[tile]DB and Armadillo


#1

Are there any plans to integrate with Armadillo

At the moment using [tile]DB and Armadillo would seem to require a copy of the data. There is a method of constructing an Armadillo matrix or cube from memory http://arma.sourceforge.net/docs.html#adv_constructors_cube however this is limited because changing the size of the Armadillo matrix would corrupt the [tile]DB memory. I guess there is also a way to take the Query api https://docs.tiledb.io/en/stable/c++-api.html#query and construct a [tile]DB array from an Armadillo matrix, again if the dimensions of the matrix or cube was then modified this would seem to require a new [tile]DB record to be created rather than modifying the existing record.

Any thoughts on this topic would be most welcome.

Peter.


#2

Hi Pete,

It seems like what you are asking about is a “global view” representation of a TileDB array using the C++ Armadillo array / matrix API (please correct me if this is not the case). In this way, all operations on Armadillo matrices would be reflected on disk (resize, reshape, applying an operation elementwise, etc.). This is not currently possible and I don’t think the Armadillo API is flexible enough to make this happen. What TileDB could support would be to load / save Armadillo matrix / arrays to storage but the entire array would have to be in memory. As you said you would do this through the query mechanism. If Armadillo has an API to construct an matrix / array from a dense buffer (and could expose the buffer of an already constructed armadillo matrix / array) then you could do this with zero copies (this is essentially how all the HL bindings to TileDB work).

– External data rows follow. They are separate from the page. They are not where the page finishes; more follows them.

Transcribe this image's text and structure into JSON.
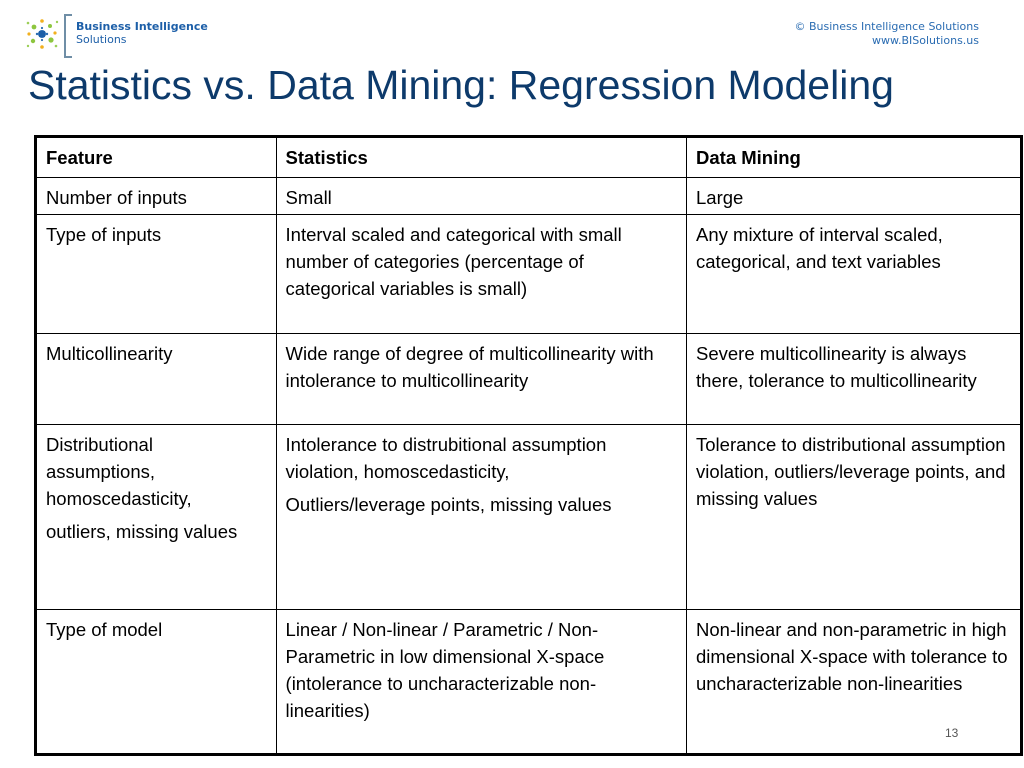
{
  "header": {
    "logo_name": "Business Intelligence",
    "logo_sub": "Solutions",
    "copyright_line1": "© Business Intelligence Solutions",
    "copyright_line2": "www.BISolutions.us"
  },
  "title": "Statistics vs. Data Mining: Regression Modeling",
  "table": {
    "headers": [
      "Feature",
      "Statistics",
      "Data Mining"
    ],
    "rows": [
      {
        "feature": [
          "Number of inputs"
        ],
        "statistics": [
          "Small"
        ],
        "data_mining": [
          "Large"
        ]
      },
      {
        "feature": [
          "Type of inputs"
        ],
        "statistics": [
          "Interval scaled and categorical with small number of categories (percentage of categorical variables is small)"
        ],
        "data_mining": [
          "Any mixture of interval scaled, categorical, and text variables"
        ]
      },
      {
        "feature": [
          "Multicollinearity"
        ],
        "statistics": [
          "Wide range of degree of multicollinearity with intolerance to multicollinearity"
        ],
        "data_mining": [
          "Severe multicollinearity is always there, tolerance to multicollinearity"
        ]
      },
      {
        "feature": [
          "Distributional assumptions, homoscedasticity,",
          "outliers, missing values"
        ],
        "statistics": [
          "Intolerance to distrubitional assumption violation, homoscedasticity,",
          "Outliers/leverage points, missing values"
        ],
        "data_mining": [
          "Tolerance to distributional assumption violation, outliers/leverage points, and missing values"
        ]
      },
      {
        "feature": [
          "Type of model"
        ],
        "statistics": [
          "Linear / Non-linear / Parametric / Non-Parametric in low dimensional X-space (intolerance to uncharacterizable non-linearities)"
        ],
        "data_mining": [
          "Non-linear and non-parametric in high dimensional X-space with tolerance to uncharacterizable non-linearities"
        ]
      }
    ]
  },
  "page_number": "13",
  "colors": {
    "title": "#0d3a6b",
    "brand_blue": "#1d5fa8",
    "logo_green": "#8dc63f",
    "logo_blue": "#2a6cb2"
  },
  "icons": {
    "logo": "business-intelligence-logo-icon"
  }
}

For sparse arrays, Armadillo stores the matrices in CSC order. TileDB uses COO storage so there would be a conversion cost.

Jake


#3

Hi Jake,

Thanks for your prompt response.

If Armadillo has an API to construct an matrix / array from a dense buffer (and could expose the buffer of an already constructed armadillo matrix / array) then you could do this with zero copies (this is essentially how all the HL bindings to TileDB work).

Zero copy is essential for me for large matrix sizes where I may not have enough memory for multiple copies of the matrix. From my reading of the API after submit() (previously called finalize? https://docs.tiledb.io/en/latest/c++-api.html#_CPPv3N6tiledb5Query8finalizeEv) is called any armadillo matrix that I have constructed from (zero copy memory buffer) or used to construct a TileDB fragment would then have to be destroyed to avoid corruption. Which part would own the memory? For example if I construct a large TileDB matrix with large fragments created with armadillo and passed by memory buffer to TileDB how to handle the buffer ownership? If I call submit() then clear the armadillo matrix (perhaps in a different thread or submit_async() and modify before completion), thus modifying the memory now “owned” by TileDB then this would corrupt the fragment. Perhaps I need to dig deeper into TileDB and use the same bindings that the HL api’s use rather than the TileDB c++ api? In short its not clear to me how the memory buffer ownership works.

Second topic: if I dont know how big my TileDB matrix is at start of time, or want to reshape or resize the TileDB matrix, it is not obvious to me how I can do this with the query api. In short the very good examples that you provide with the code show me how to create, load, save but not modify ie resize a TileDB matrix after construction.

Thanks in advance for any assistance / pointers you can provide.

Peter.


#4

There should be no memory corruption as long as the buffer lifetime is longer than the query (the query status is COMPLETE). All buffers given to TileDB have this property, in that there is no ownership handoff of memory. This makes it nicer to use from HL language / api’s as the user can allocate say a native Numpy array or Armadillo matrix, provide TileDB a pointer to the underlying buffer, load / save the array / matrix data, and continue using the array or reshaping / modifying the buffer (in memory) after the TileDB query is completed.

We only touch upon memory management issues in our docs, I’ll discuss with the team and hopefully we can provide better examples / make this more clear in the documentation. Unfortunately the Sphinx render of the C++ API doxygen comments kind of obscures the fact that you can pass a pointer to an underlying buffer to the api and not just a Vec container type (there are some bugs with the C++ / Sphinx doc rendering).

For the second topic: we have largely not addressed this in the core TileDB library yet but it is on our roadmap (reshaping / resizing arrays). It is complicated by the fact that TileDB arrays are append only / immutable, so to do this multiple arrays would have to share the same underlying fragment data (if possible).